The International Energy Agency has executed the largest single-month forecast revision in its history, flipping its 2026 global oil balance from a surplus of nearly 4 million barrels per day projected in December 2025 to a deficit of 1.78 million bpd in its May 2026 report. (FACT: Reuters, May 13, 2026) The reversal reflects the near-total shutdown of Middle East oil flows through the Strait of Hormuz since February 28, which the IEA calls "the largest supply disruption in the history of the global oil market."
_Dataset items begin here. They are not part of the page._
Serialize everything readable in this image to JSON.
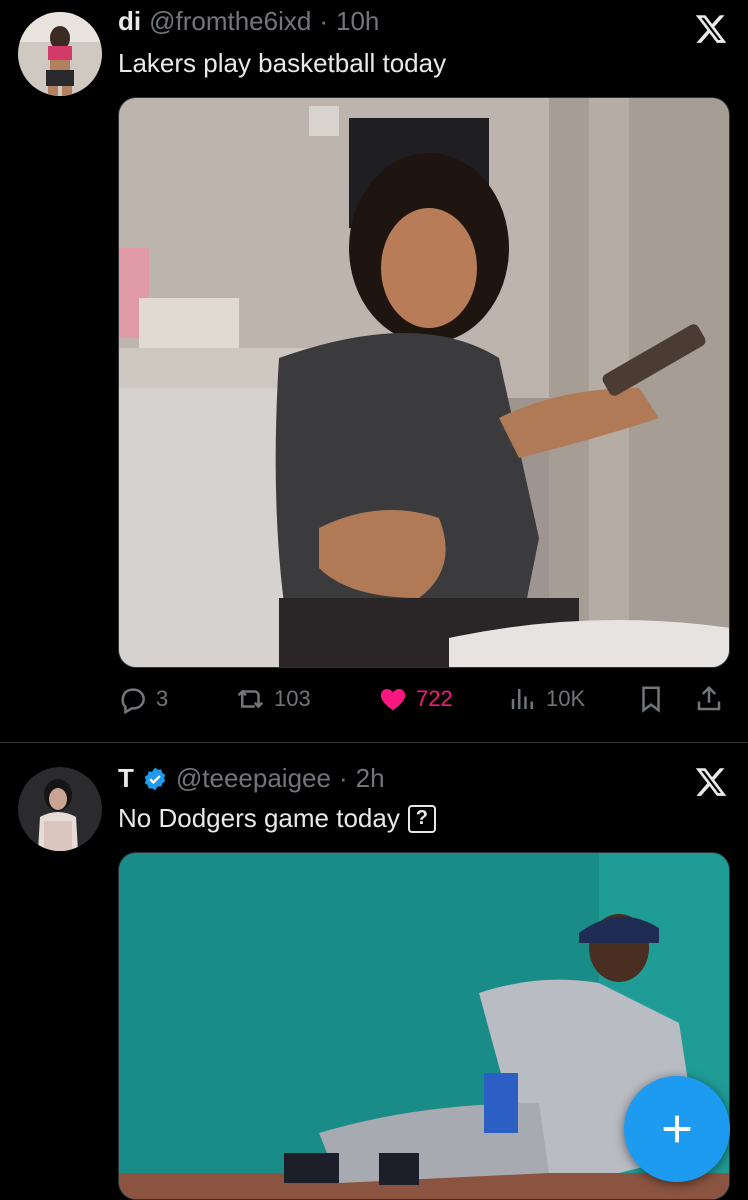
{
  "tweets": [
    {
      "display_name": "di",
      "handle": "@fromthe6ixd",
      "separator": "·",
      "time": "10h",
      "text": "Lakers play basketball today",
      "stats": {
        "replies": "3",
        "reposts": "103",
        "likes": "722",
        "views": "10K"
      }
    },
    {
      "display_name": "T",
      "handle": "@teeepaigee",
      "separator": "·",
      "time": "2h",
      "text": "No Dodgers game today",
      "emoji_box": "?"
    }
  ],
  "colors": {
    "accent": "#1d9bf0",
    "like": "#f91880",
    "muted": "#71767b",
    "background": "#000000"
  },
  "icons": [
    "x-logo-icon",
    "reply-icon",
    "repost-icon",
    "heart-icon",
    "views-icon",
    "bookmark-icon",
    "share-icon",
    "verified-badge-icon",
    "compose-plus-icon"
  ]
}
The supply side is deteriorating faster than demand forecasts can keep pace. The IEA now projects global oil supply will fall by 3.9 million bpd across 2026 — more than double its previous estimate of a 1.5 million bpd decline. (FACT: Reuters/IEA, May 13, 2026) The destruction is concentrated in the Middle East, where the six major Gulf producers (Saudi Arabia, Iraq, Kuwait, UAE, Qatar, Bahrain) have collectively shut in an estimated 10.5 million bpd. (FACT: EIA STEO, May 12, 2026) The EIA expects Brent to average approximately $106/bbl through May and June, with inventories falling by 8.5 million bpd in Q2 — a rate of depletion without precedent in the IEA's dataset dating back decades. (FACT: EIA STEO, May 12, 2026)

The refining sector is absorbing the direct hit. Global crude throughputs are forecast to plunge by 4.5 million bpd in Q2 2026 to 78.7 million bpd as operators battle infrastructure damage, export restrictions, and feedstock unavailability. (FACT: IEA Oil Market Report, May 2026) For the full year, refinery runs are expected to fall by 1.6 million bpd to 82.3 million bpd. Middle East and Asian refiners are experiencing the most acute feedstock shortages, while North American refiners — benefiting from domestic shale supply — are relatively insulated.
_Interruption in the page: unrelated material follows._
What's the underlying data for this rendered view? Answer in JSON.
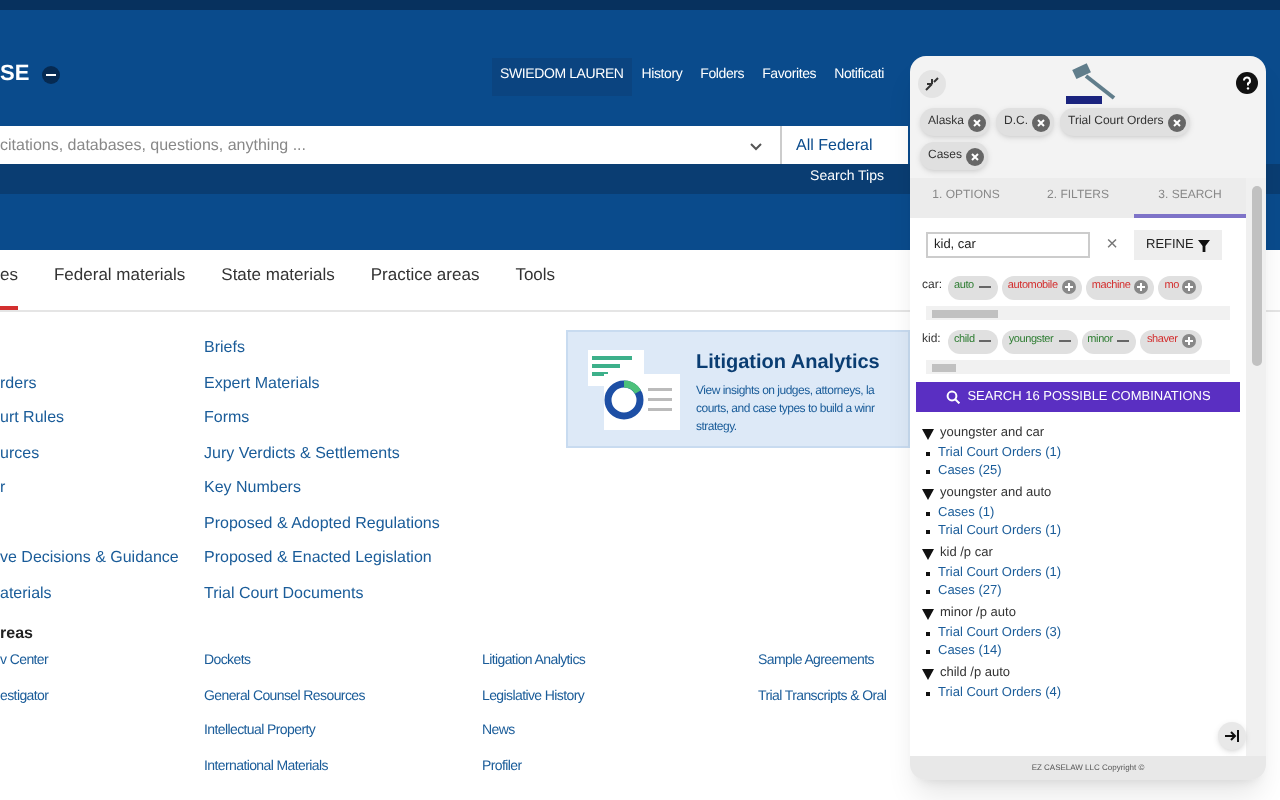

The IEA-coordinated release of 400 million barrels of strategic reserves in March was designed to buy time, and 164 million barrels have been deployed so far. (FACT: IEA via Reuters, May 13, 2026) But the release is not a supply solution — at current depletion rates of 8.5 million bpd, the entire 400 million barrel release covers less than 50 days of the global deficit. Societe Generale analysts warn that "only a small share of global stocks is truly usable without pushing the system into operational stress," and that a late June reopening of the Strait would still mean physical relief delayed until late August. (FACT: CNBC, May 18, 2026)

The IEA has delayed publication of its first 2027 supply-demand forecasts from April to June due to the war, and its 2026 annual oil report has been postponed from June 17 with no new date set. (FACT: Reuters/IEA, May 13, 2026) BMI, a unit of Fitch Solutions, has raised its 2026 average Brent forecast to $90 from $81.50. (FACT: Reuters, May 22, 2026)
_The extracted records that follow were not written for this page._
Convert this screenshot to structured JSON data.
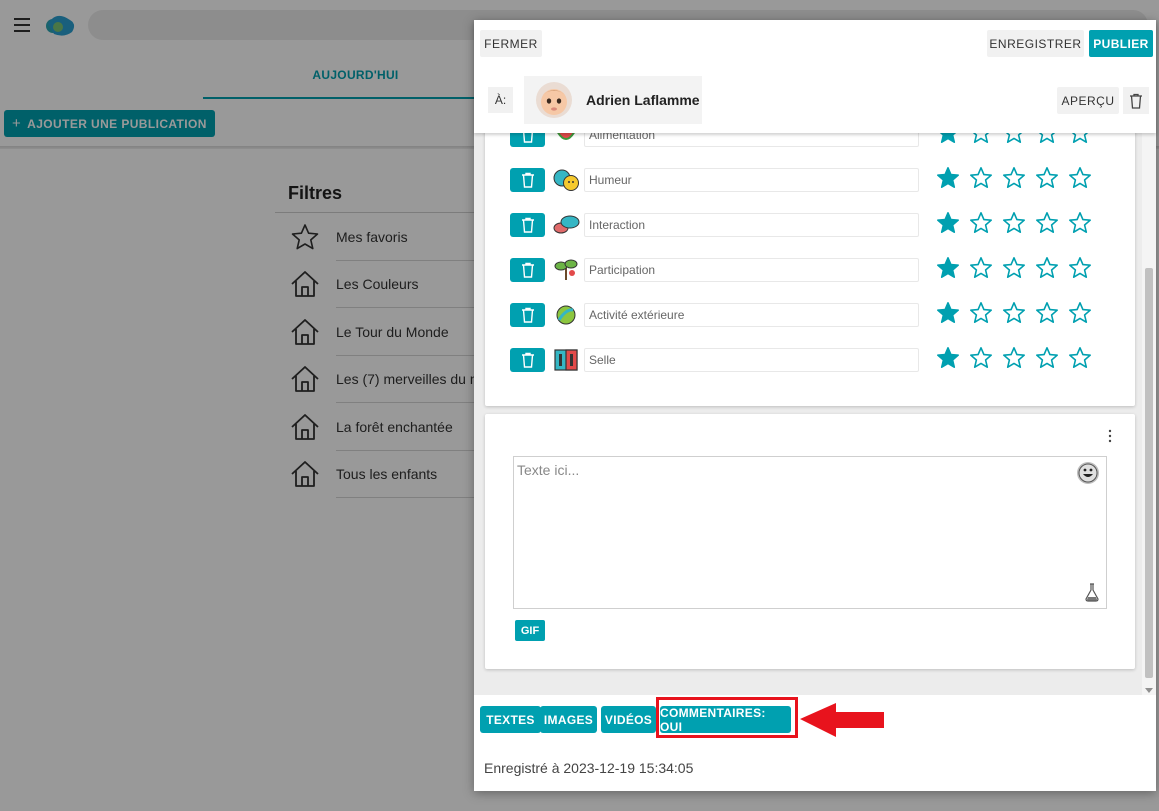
{
  "header_bar": {
    "tabs": [
      "AUJOURD'HUI"
    ],
    "add_publication": "AJOUTER UNE PUBLICATION"
  },
  "filters": {
    "title": "Filtres",
    "items": [
      {
        "label": "Mes favoris",
        "icon": "star-outline-icon"
      },
      {
        "label": "Les Couleurs",
        "icon": "home-icon"
      },
      {
        "label": "Le Tour du Monde",
        "icon": "home-icon"
      },
      {
        "label": "Les (7) merveilles du m",
        "icon": "home-icon"
      },
      {
        "label": "La forêt enchantée",
        "icon": "home-icon"
      },
      {
        "label": "Tous les enfants",
        "icon": "home-icon"
      }
    ]
  },
  "dialog": {
    "close_label": "FERMER",
    "save_label": "ENREGISTRER",
    "publish_label": "PUBLIER",
    "to_label": "À:",
    "recipient_name": "Adrien Laflamme",
    "preview_label": "APERÇU",
    "ratings": [
      {
        "label": "Alimentation",
        "icon": "watermelon-icon",
        "stars": 1
      },
      {
        "label": "Humeur",
        "icon": "mood-faces-icon",
        "stars": 1
      },
      {
        "label": "Interaction",
        "icon": "speech-bubbles-icon",
        "stars": 1
      },
      {
        "label": "Participation",
        "icon": "sprout-icon",
        "stars": 1
      },
      {
        "label": "Activité extérieure",
        "icon": "leaf-ball-icon",
        "stars": 1
      },
      {
        "label": "Selle",
        "icon": "restroom-icon",
        "stars": 1
      }
    ],
    "max_stars": 5,
    "text_placeholder": "Texte ici...",
    "gif_label": "GIF",
    "footer_buttons": {
      "texts": "TEXTES",
      "images": "IMAGES",
      "videos": "VIDÉOS",
      "comments": "COMMENTAIRES: OUI"
    },
    "saved_at": "Enregistré à 2023-12-19 15:34:05"
  },
  "colors": {
    "accent": "#00a0b0",
    "highlight": "#e8131d"
  }
}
The number that matters for your business: The IEA's deficit forecast translates into a structural premium in crude pricing that will persist beyond any diplomatic breakthrough. The swing from a 4M bpd surplus to a 1.78M bpd deficit represents an effective 5.78M bpd tightening in just five months — the largest forecast revision in IEA history. For a refinery processing 200,000 bpd, the Brent price increase from $60 pre-war to $105 today adds approximately $3.3 billion to annual crude procurement costs. For the broader economy, CEPR estimates WTI peaking at $94/bbl under a one-quarter Hormuz closure scenario, with US headline inflation rising 0.6 percentage points and core inflation by 0.2 points. (FACT: CEPR, May 14, 2026)

What this means for buyers

Action: Fuel buyers operating on quarterly hedging programs must extend coverage to 12 months immediately — the 52-day normalization lag means even a June peace deal only delivers physical relief in late Q3. WTI forward curves are pricing a peace premium that could evaporate quickly if a deal materializes, but the risk of being wrong on the downside (under-hedged into an extended closure) far outweighs the cost of over-hedging at current levels. For refinery feedstock buyers, diversify crude sourcing toward Atlantic Basin grades (WTI, Brent, Nigerian, Brazilian) that are not dependent on Hormuz transit.
Horizon: Assume elevated prices through Q1 2027. ADNOC's Q1-Q2 2027 restoration timeline, combined with the 52-day normalization lag post-reopening, means even a best-case peace scenario does not deliver normal pricing before late Q1 2027.
Trigger: Watch (1) the IEA's delayed June 2026 report for the first 2027 forecast — this is the definitive signal on whether the deficit extends into next year; (2) weekly EIA inventory data for US crude stocks — a sustained build above 450M barrels signals market rebalancing; (3) Saudi/UAE alternative export routes — any reopening of the East-West pipeline or Ras Tanura terminal eases the supply bottleneck independently of Hormuz status.